Ils redoutent un compromis politique au coût budgétaire élevé, qui débouche sur une réduction limitée du déficit. Surtout si la réforme des retraites est suspendue pour obtenir le soutien des socialistes. Tout le monde sait que la dette publique va augmenter ces prochaines années. Mais abandonner la réforme des retraites pourrait la faire grossir encore plus qu’anticipé. C’est une menace jugée plus grave par les investisseurs qu’une mesure comme la taxe Zucman sur le patrimoine des plus riches.

Comment les marchés voient-ils la France ?

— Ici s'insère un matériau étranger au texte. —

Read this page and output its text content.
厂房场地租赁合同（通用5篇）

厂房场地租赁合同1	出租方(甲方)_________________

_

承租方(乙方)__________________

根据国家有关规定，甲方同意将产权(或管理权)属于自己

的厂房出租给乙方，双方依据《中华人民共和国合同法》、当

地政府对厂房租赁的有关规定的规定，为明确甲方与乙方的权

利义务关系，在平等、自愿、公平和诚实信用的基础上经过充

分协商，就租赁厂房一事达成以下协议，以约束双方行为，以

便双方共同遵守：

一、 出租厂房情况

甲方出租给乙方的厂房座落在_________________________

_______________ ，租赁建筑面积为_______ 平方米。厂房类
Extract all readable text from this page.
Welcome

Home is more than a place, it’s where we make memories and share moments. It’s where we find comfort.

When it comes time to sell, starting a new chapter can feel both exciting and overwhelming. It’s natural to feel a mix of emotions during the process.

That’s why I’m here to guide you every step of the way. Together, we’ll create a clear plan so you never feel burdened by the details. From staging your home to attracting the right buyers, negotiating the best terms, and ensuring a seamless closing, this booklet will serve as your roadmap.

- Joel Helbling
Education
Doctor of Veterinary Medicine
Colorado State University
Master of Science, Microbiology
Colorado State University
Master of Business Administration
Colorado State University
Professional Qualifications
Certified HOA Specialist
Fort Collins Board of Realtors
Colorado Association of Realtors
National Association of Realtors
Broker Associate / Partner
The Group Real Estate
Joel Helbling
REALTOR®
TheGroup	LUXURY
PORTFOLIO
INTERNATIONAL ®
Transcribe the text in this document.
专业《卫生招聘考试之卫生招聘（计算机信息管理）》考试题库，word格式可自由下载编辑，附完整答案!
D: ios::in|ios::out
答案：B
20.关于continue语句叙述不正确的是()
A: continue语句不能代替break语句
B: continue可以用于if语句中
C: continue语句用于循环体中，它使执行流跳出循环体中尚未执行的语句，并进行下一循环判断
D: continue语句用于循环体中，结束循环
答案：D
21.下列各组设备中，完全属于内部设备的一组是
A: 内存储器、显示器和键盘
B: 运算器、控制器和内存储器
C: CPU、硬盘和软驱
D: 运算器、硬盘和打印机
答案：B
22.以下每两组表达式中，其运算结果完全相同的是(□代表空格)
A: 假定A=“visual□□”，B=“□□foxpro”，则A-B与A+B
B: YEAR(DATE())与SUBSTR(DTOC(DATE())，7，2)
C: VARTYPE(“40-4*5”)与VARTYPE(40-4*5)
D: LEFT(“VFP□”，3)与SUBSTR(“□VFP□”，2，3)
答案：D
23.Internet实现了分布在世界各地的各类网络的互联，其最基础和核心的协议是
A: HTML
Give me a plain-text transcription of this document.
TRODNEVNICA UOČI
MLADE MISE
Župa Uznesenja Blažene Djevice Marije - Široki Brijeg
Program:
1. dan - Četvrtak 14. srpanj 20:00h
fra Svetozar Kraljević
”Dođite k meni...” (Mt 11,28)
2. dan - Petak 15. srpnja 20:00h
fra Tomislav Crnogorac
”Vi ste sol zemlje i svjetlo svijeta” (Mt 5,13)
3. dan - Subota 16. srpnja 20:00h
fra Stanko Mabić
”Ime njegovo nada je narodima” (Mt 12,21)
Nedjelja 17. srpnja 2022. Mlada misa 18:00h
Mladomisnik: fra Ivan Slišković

Comme un pays en situation délicate, avec un déséquilibre budgétaire majeur et une situation politique qui ne permet pas de le corriger.

Le déficit est-il si grave que cela ?

La France a l’un des déficits publics les plus élevés au sein des pays comparables. Le problème est encore plus prononcé si l’on regarde le déficit primaire, c’est-à-dire en excluant les intérêts à payer chaque année sur la dette, une dépense obligatoire. La France est en déficit primaire de façon continue depuis 2002, et ce déficit s’est plutôt aggravé au fil des ans. Il sera d’environ 3 % du PIB en 2025. Pour stabiliser puis réduire la dette, il faudrait au contraire dégager un excédent primaire représentant 0,5 % à 1 % du PIB. Cela signifie qu’un effort budgétaire proche de 4 % du PIB, soit 120 milliards d’euros, est nécessaire. La plupart des économistes sont à peu près d’accord sur cet ordre de grandeur.